John Newton

John Newton (1725-1807) was originally a sea merchant trafficking in the slave trade. He was converted during a storm on a voyage in 1748; however, for a number of years he continued to captain slave ships. From 1755 to 1760 he was surveyor of the tides in Liverpool and began to exercise his spiritual gifts in meetings in his home, even entertaining George Whitefield. Newton became a Calvinist at this time, but was friendly to John Wesley, numerous dissenters, as well as his Anglican evangelical friends. Newton tried to obtain orders in the church but was rejected; he contemplated becoming a dissenter, but eventually attained the curacy at Olney in 1764. During his years in Olney, Newton became friends with the poet William Cowper (they collaborated on the Olney Hymns in 1779) and John Ryland, Jr., one of his favorite correspondents. In 1780 Newton became curate of St.
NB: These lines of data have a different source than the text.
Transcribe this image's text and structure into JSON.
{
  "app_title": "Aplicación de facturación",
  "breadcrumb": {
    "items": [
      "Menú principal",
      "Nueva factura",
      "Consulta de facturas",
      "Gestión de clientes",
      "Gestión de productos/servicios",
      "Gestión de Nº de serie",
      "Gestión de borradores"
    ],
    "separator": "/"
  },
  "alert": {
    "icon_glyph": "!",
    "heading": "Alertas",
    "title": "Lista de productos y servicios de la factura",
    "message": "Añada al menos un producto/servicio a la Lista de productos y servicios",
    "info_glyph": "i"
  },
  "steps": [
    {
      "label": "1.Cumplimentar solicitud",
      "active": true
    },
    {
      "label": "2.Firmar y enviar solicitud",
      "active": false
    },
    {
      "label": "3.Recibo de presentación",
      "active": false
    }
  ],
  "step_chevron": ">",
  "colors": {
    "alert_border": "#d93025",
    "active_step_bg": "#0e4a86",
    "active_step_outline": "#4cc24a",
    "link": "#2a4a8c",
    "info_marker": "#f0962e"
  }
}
Mary Woolnoth in London, remaining there until his death in 1807. He influenced a number of Anglican evangelicals, including Charles Simeon, Hannah More, and William Wilberforce. His autobiography, An Authentic Narrative (1764), was immensely popular, as well as his hymn, “Amazing Grace.” See L. G. Champion, “The Letters of John Newton to John Ryland,” Baptist Quarterly 27 (1977-1778), 157-163.